1. Seven healthy sodium-replete male volunteer subjects remained supine during and for at least 1 h before the study. Heart rate and blood pressure were recorded continuously, and peripheral venous blood samples were taken every 15 min for determinations of plasma renin activity.
2. All subjects were studied twice: after 3 days of oral practolol (100 mg, three times daily) and after a similar period on placebo. Each study consisted of an intravenous infusion of isoprenaline in graded doses (0–2·0 μg/min in the placebo phase; 0–16 μg/min in the practolol phase), followed after rest for 2 h by an intravenous infusion of salbutamol (0–20 μg/min after placebo; 0–80 μg/min after practolol).
3. Both salbutamol and isoprenaline produced dose-related increases in systolic blood pressure, heart rate and plasma renin activity and decreases in diastolic pressure.

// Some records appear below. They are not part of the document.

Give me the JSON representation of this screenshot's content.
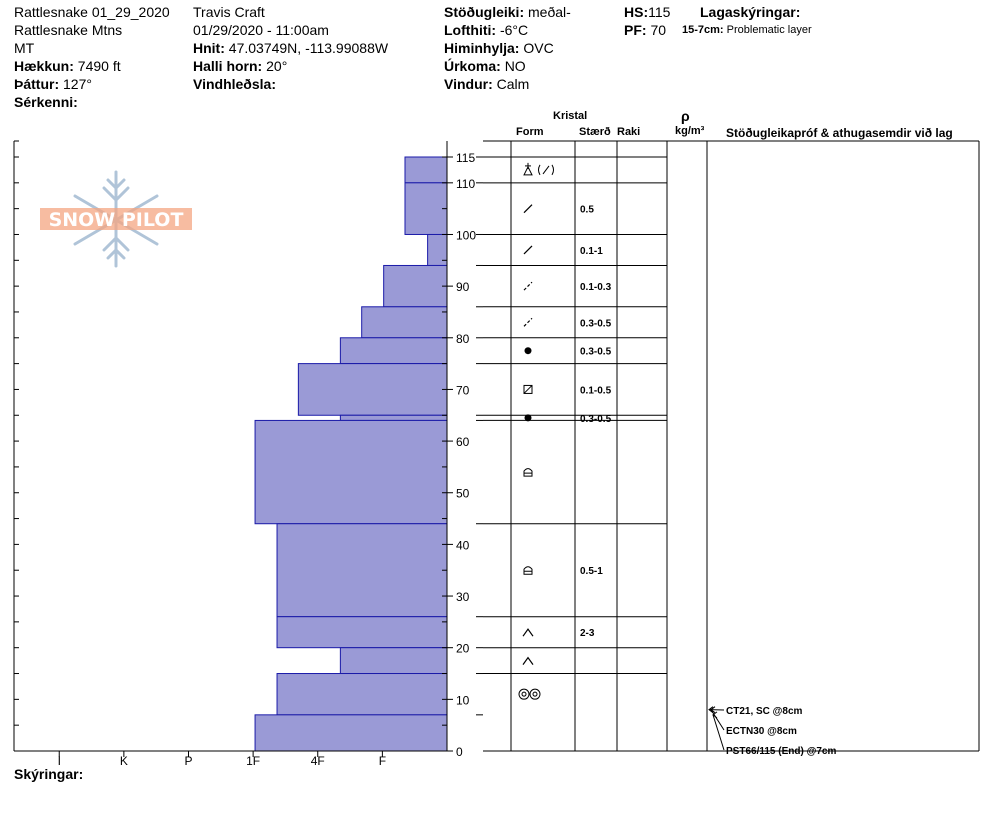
{
  "header": {
    "col1": {
      "site": "Rattlesnake 01_29_2020",
      "range": "Rattlesnake Mtns",
      "state": "MT",
      "elevation_label": "Hækkun:",
      "elevation_value": "7490 ft",
      "aspect_label": "Þáttur:",
      "aspect_value": "127°",
      "notes_label": "Sérkenni:"
    },
    "col2": {
      "observer": "Travis  Craft",
      "datetime": "01/29/2020 - 11:00am",
      "coords_label": "Hnit:",
      "coords_value": "47.03749N, -113.99088W",
      "slope_label": "Halli horn:",
      "slope_value": "20°",
      "wind_loading_label": "Vindhleðsla:"
    },
    "col3": {
      "stability_label": "Stöðugleiki:",
      "stability_value": "meðal-",
      "air_temp_label": "Lofthiti:",
      "air_temp_value": "-6°C",
      "sky_label": "Himinhylja:",
      "sky_value": "OVC",
      "precip_label": "Úrkoma:",
      "precip_value": "NO",
      "wind_label": "Vindur:",
      "wind_value": "Calm"
    },
    "col4": {
      "hs_label": "HS:",
      "hs_value": "115",
      "pf_label": "PF:",
      "pf_value": "70",
      "layer_notes_label": "Lagaskýringar:",
      "layer_note_range": "15-7cm:",
      "layer_note_text": "Problematic layer"
    }
  },
  "logo": {
    "text": "SNOW PILOT",
    "icon": "snowflake-icon"
  },
  "legend_label": "Skýringar:",
  "table_headers": {
    "crystal": "Kristal",
    "form": "Form",
    "size": "Stærð",
    "moisture": "Raki",
    "density_symbol": "ρ",
    "density_unit": "kg/m³",
    "tests": "Stöðugleikapróf & athugasemdir við lag"
  },
  "colors": {
    "bar_fill": "#9a9ad6",
    "bar_stroke": "#1a1aa8",
    "logo_orange": "#f4a582",
    "logo_blue": "#b0c4d8"
  },
  "chart_data": {
    "type": "bar",
    "orientation": "horizontal",
    "xlabel": "",
    "ylabel": "",
    "y_axis_ticks": [
      "0",
      "10",
      "20",
      "30",
      "40",
      "50",
      "60",
      "70",
      "80",
      "90",
      "100",
      "110",
      "115"
    ],
    "y_axis_values": [
      0,
      10,
      20,
      30,
      40,
      50,
      60,
      70,
      80,
      90,
      100,
      110,
      115
    ],
    "ylim": [
      0,
      115
    ],
    "hardness_ticks": [
      "I",
      "K",
      "P",
      "1F",
      "4F",
      "F"
    ],
    "hardness_scale": {
      "F": 1,
      "4F": 2,
      "1F": 3,
      "P": 4,
      "K": 5,
      "I": 6
    },
    "hardness_max": 6.7,
    "layers": [
      {
        "bottom": 110,
        "top": 115,
        "hardness": 0.65
      },
      {
        "bottom": 100,
        "top": 110,
        "hardness": 0.65
      },
      {
        "bottom": 94,
        "top": 100,
        "hardness": 0.3
      },
      {
        "bottom": 86,
        "top": 94,
        "hardness": 0.98
      },
      {
        "bottom": 80,
        "top": 86,
        "hardness": 1.32
      },
      {
        "bottom": 75,
        "top": 80,
        "hardness": 1.65
      },
      {
        "bottom": 65,
        "top": 75,
        "hardness": 2.3
      },
      {
        "bottom": 64,
        "top": 65,
        "hardness": 1.65
      },
      {
        "bottom": 44,
        "top": 64,
        "hardness": 2.97
      },
      {
        "bottom": 26,
        "top": 44,
        "hardness": 2.63
      },
      {
        "bottom": 20,
        "top": 26,
        "hardness": 2.63
      },
      {
        "bottom": 15,
        "top": 20,
        "hardness": 1.65
      },
      {
        "bottom": 7,
        "top": 15,
        "hardness": 2.63
      },
      {
        "bottom": 0,
        "top": 7,
        "hardness": 2.97
      }
    ],
    "crystal_rows": [
      {
        "top": 115,
        "bottom": 110,
        "center": 110.5,
        "form": "combo",
        "size": ""
      },
      {
        "top": 110,
        "bottom": 100,
        "center": 100.5,
        "form": "fragment",
        "size": "0.5"
      },
      {
        "top": 100,
        "bottom": 94,
        "center": 90.5,
        "form": "fragment",
        "size": "0.1-1"
      },
      {
        "top": 94,
        "bottom": 86,
        "center": 81.5,
        "form": "fragment-dot",
        "size": "0.1-0.3"
      },
      {
        "top": 86,
        "bottom": 80,
        "center": 77,
        "form": "fragment-dot",
        "size": "0.3-0.5"
      },
      {
        "top": 80,
        "bottom": 75,
        "center": 70,
        "form": "round",
        "size": "0.3-0.5"
      },
      {
        "top": 75,
        "bottom": 65,
        "center": 64,
        "form": "facet",
        "size": "0.1-0.5"
      },
      {
        "top": 65,
        "bottom": 64,
        "center": 53,
        "form": "round",
        "size": "0.3-0.5"
      },
      {
        "top": 64,
        "bottom": 44,
        "center": 34,
        "form": "cup",
        "size": ""
      },
      {
        "top": 44,
        "bottom": 26,
        "center": 22.5,
        "form": "cup",
        "size": "0.5-1"
      },
      {
        "top": 26,
        "bottom": 20,
        "center": 17,
        "form": "depth",
        "size": "2-3"
      },
      {
        "top": 20,
        "bottom": 15,
        "center": 10.5,
        "form": "depth",
        "size": ""
      },
      {
        "top": 15,
        "bottom": 7,
        "center": 3.5,
        "form": "ice",
        "size": ""
      }
    ],
    "tests": [
      {
        "depth_cm": 8,
        "label": "CT21, SC @8cm"
      },
      {
        "depth_cm": 8,
        "label": "ECTN30 @8cm"
      },
      {
        "depth_cm": 7,
        "label": "PST66/115 (End) @7cm"
      }
    ]
  }
}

4. The increases in heart rate and plasma renin activity induced by either agonist were competitively blocked by practolol, as was the fall in diastolic blood pressure induced by isoprenaline; the salbutamol-induced fall of diastolic blood pressure was unaffected by practolol.
5. Comparison of dose ratio — 1 estimates confirmed that practolol selectively blocked increases in heart rate and plasma renin activity due to salbutamol; no selective blockade against isoprenaline-induced changes was shown.
6. Selective blockade of salbutamol-induced changes indicate that a β1-adrenoreceptor mediates changes in plasma renin activity.